The effect of PEG on proteins is mainly reflected in two aspects: reducing renal clearance and enhancing protection against protein degradation, both of which reduce the total clearance of the drug. Therefore, the main advantage of PEGylated protein drugs is to prolong the half-life.
1. Improve pharmacodynamic properties and reduce known toxicity
PEG minimizes exposure of epitopes and reduces or prevents the production of neutralizing antibodies. Reduce antigenicity and immunogenicity and maximize biological activity.
For drugs whose toxicity is associated with peak plasma, a flatter pharmacokinetic profile can be obtained by subcutaneous injection of PEGylated protein. Immune-related adverse reactions caused by certain protein drugs can also be reduced by PEGylation.
2. Improve drug stability
In aqueous solution, PEG forms a thick hydration film with water molecules through hydrogen bonds. This hydration film and the flexible chain of PEG are connected in series to resist the adsorption of proteins to the underlying surface and prevent protein aggregation and precipitation. Modifying the linkage between PEG and lipid derivatives (acyl, ether, disulfide, etc.) can also increase the stability of liposomes. The flexible chain of PEG can produce a steric hindrance effect, protect the modification from protease attack, and increase the stability of the modification. PEGylation can also improve the thermal and mechanical stability of the molecule.

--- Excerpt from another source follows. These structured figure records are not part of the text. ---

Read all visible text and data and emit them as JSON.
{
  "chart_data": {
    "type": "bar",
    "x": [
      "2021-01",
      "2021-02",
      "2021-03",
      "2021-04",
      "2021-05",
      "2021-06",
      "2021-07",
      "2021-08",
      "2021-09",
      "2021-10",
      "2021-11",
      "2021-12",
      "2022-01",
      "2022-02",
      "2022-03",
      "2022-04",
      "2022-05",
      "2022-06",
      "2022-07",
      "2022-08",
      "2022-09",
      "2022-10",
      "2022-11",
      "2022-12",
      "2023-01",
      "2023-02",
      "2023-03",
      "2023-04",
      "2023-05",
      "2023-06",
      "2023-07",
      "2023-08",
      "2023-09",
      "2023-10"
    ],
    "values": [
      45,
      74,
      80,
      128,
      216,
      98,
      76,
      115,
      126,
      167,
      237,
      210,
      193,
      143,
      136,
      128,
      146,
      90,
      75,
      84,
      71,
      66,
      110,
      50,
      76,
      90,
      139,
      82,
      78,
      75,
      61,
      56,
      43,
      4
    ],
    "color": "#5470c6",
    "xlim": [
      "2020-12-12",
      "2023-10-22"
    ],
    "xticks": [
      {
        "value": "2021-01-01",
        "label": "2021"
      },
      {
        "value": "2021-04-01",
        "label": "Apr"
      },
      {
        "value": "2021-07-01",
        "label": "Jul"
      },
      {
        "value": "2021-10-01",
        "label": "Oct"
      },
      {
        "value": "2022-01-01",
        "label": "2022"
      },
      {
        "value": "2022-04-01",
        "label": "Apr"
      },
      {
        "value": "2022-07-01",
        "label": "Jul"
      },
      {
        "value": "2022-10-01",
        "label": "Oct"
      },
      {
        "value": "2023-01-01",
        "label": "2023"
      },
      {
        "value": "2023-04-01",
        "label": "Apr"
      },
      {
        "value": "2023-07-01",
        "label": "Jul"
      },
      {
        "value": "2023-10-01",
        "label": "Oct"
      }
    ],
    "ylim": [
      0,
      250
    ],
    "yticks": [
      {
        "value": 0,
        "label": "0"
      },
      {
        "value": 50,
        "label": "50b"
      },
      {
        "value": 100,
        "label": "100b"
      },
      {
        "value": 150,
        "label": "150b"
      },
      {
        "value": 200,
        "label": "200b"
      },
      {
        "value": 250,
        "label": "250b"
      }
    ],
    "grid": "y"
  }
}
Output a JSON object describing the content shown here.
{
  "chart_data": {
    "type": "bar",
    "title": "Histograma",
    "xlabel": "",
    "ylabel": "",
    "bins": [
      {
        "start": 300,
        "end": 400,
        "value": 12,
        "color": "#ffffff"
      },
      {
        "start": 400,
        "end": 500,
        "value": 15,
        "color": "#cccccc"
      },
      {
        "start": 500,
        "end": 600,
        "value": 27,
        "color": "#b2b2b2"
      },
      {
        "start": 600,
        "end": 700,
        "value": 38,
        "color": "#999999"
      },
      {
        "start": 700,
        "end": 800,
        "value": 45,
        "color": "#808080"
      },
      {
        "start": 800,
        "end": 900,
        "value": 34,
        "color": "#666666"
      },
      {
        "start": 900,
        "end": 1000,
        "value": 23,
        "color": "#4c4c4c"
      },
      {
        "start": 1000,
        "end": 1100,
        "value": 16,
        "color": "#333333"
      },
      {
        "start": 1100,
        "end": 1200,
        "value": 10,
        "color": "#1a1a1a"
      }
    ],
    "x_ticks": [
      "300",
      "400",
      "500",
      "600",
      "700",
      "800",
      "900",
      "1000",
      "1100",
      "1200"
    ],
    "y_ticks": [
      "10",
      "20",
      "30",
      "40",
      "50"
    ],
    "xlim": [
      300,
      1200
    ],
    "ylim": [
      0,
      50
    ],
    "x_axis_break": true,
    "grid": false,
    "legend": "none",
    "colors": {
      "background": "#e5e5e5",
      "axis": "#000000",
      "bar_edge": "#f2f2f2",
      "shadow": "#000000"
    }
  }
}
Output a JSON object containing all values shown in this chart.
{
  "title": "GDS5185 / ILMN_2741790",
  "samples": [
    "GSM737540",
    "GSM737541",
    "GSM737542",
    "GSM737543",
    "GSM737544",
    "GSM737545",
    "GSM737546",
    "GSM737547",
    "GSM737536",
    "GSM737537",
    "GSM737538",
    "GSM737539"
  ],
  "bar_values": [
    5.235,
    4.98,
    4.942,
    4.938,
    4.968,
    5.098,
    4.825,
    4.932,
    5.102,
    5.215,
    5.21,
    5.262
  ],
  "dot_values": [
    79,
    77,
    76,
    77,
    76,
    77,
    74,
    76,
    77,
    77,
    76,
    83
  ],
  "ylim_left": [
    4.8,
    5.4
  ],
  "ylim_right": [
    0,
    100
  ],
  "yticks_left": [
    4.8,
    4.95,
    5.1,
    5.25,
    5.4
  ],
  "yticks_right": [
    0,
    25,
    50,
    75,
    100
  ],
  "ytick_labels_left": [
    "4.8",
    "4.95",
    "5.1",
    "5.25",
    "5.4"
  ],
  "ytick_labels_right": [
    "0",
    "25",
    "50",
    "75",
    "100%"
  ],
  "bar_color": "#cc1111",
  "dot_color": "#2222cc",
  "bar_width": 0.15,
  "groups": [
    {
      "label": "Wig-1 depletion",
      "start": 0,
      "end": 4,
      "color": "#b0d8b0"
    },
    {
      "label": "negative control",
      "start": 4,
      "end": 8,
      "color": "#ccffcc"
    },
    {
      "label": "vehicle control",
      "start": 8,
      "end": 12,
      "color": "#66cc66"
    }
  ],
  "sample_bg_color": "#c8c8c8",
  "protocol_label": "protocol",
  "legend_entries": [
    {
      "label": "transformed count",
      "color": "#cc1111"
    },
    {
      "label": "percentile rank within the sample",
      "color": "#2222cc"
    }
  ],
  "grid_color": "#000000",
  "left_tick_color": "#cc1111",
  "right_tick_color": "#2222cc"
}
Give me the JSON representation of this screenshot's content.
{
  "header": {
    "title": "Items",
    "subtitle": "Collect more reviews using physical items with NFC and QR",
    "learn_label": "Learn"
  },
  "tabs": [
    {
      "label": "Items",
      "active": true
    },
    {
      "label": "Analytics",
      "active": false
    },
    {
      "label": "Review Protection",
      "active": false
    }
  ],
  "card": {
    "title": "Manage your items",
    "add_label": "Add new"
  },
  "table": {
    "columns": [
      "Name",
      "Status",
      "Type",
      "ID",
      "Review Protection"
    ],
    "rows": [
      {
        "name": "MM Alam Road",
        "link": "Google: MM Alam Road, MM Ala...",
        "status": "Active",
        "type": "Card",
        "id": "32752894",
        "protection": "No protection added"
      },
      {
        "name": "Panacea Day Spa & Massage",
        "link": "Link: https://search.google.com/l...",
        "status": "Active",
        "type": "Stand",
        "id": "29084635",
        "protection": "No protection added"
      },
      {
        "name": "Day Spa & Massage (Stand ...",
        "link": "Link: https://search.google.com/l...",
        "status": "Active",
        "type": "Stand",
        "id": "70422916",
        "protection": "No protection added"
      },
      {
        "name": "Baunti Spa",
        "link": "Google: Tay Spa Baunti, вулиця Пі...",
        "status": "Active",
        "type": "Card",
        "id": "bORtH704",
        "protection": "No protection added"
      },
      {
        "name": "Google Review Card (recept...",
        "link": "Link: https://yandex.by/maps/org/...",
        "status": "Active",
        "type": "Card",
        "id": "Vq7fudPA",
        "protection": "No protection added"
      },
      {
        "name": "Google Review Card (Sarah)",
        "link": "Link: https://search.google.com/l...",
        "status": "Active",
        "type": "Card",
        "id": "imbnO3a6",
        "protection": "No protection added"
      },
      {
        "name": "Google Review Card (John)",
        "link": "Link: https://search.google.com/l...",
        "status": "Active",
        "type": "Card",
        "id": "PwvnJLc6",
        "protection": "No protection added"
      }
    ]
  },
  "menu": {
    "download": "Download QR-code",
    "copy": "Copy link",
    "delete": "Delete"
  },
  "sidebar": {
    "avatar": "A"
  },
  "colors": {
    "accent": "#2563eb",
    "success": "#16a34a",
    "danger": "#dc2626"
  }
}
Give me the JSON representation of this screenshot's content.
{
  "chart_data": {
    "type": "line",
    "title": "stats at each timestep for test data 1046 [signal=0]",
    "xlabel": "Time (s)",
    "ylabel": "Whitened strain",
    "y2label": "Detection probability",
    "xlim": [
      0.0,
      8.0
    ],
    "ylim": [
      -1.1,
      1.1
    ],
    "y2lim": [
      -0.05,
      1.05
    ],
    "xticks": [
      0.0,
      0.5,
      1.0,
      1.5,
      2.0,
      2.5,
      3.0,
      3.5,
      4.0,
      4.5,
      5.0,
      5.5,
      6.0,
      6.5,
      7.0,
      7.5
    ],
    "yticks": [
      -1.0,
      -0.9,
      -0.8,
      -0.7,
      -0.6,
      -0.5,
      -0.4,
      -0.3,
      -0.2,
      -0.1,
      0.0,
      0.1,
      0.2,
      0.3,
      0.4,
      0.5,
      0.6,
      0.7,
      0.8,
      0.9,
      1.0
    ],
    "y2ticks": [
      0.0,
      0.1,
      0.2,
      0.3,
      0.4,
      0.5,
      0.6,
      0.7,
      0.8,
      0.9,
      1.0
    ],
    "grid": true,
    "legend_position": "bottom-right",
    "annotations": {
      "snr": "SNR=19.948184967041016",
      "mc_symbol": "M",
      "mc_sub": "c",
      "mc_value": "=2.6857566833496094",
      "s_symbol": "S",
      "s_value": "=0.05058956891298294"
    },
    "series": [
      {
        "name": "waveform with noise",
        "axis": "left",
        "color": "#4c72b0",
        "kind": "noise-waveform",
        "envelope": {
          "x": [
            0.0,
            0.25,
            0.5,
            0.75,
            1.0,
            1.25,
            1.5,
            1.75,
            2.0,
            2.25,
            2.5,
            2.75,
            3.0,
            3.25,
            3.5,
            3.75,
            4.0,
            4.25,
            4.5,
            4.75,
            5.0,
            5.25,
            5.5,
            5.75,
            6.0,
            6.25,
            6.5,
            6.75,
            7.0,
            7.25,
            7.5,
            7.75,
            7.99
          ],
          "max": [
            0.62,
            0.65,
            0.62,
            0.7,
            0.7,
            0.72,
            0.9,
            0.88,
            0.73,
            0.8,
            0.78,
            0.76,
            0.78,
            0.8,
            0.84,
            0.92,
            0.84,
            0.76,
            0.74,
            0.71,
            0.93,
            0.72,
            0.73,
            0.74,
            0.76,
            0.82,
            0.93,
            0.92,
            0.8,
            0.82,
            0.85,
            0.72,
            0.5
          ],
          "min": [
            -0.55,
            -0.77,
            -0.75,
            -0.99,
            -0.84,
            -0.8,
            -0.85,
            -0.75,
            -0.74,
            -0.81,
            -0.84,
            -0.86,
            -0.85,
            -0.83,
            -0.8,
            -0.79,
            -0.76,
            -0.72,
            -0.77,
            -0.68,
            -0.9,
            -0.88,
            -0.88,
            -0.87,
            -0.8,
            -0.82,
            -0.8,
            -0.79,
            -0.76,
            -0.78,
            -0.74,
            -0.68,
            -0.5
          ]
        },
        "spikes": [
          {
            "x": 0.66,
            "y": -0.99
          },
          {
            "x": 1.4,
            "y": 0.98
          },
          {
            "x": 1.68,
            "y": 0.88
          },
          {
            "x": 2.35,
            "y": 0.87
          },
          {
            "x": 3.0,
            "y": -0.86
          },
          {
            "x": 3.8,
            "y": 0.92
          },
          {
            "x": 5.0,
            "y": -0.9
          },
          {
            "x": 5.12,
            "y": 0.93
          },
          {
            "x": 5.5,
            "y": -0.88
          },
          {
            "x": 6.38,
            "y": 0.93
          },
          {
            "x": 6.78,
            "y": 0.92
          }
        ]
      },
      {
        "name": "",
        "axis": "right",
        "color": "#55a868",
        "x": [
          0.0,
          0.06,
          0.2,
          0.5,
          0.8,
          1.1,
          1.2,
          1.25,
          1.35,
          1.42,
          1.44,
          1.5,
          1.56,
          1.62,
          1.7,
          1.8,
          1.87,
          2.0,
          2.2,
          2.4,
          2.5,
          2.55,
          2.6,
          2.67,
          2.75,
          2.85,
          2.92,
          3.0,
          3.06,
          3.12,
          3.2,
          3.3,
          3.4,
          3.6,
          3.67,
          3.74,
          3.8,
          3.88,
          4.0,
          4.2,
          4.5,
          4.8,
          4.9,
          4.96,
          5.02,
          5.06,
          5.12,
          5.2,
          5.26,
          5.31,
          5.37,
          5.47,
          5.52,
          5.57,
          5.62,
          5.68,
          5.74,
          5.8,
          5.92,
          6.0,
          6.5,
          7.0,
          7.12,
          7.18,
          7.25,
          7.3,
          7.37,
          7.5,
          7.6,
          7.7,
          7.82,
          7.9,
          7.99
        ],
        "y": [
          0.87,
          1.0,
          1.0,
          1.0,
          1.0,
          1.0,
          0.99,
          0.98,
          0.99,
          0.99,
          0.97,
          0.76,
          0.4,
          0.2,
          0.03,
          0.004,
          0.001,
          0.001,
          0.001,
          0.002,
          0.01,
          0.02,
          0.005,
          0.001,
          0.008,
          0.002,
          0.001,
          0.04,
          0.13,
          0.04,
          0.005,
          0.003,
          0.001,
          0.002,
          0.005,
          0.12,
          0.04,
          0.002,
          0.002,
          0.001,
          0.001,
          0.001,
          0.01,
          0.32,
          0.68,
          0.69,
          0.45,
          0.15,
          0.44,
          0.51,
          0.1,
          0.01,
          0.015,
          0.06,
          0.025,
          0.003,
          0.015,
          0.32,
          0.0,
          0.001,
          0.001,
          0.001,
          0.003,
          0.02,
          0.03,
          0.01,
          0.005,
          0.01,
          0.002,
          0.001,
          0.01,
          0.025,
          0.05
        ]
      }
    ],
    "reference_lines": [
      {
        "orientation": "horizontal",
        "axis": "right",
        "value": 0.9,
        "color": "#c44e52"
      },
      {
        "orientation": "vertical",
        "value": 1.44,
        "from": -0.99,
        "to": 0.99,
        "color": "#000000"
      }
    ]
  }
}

3. Improve the distribution of drugs in the body and improve the pharmacokinetic properties
After PEG modification, the molecular weight of the drug increases, which greatly reduces its glomerular filtration effect when it is administered systemically, and reduces the renal clearance rate, thereby reducing urinary excretion. At the same time, it escapes the clearance mechanism of RES, thereby significantly prolonging the plasma half-life in vivo and increasing the release of drugs in the body. In addition, PEGylated drugs improve the stability of the systemic circulation and prolong the residence time, which is beneficial to improve the distribution of drugs in the body, especially the accumulation of macromolecular drugs in tumors and inflammatory sites. PEGylation can improve bioavailability by reducing loss at the subcutaneous injection site. PEGylation modifies the in vivo circulation time of the drug and protects it from proteolytic or metabolic bioinactivation, thus also reducing the dose and improving patient compliance by reducing the number of injections.
4. Improve solubility
PEG has been found to be soluble in water and many organic solvents such as toluene, dichloromethane, ethanol and acetone. One application of this technology is the phase separation of target molecules or cells using PEG-modified antibodies.
Additionally, PEGylated antibody fragments can be concentrated to > 200 mg/mL, providing more options for formulation and administration, such as subcutaneous administration of high-dose proteins. This contrasts with the intravenous administration of many other therapeutic antibodies.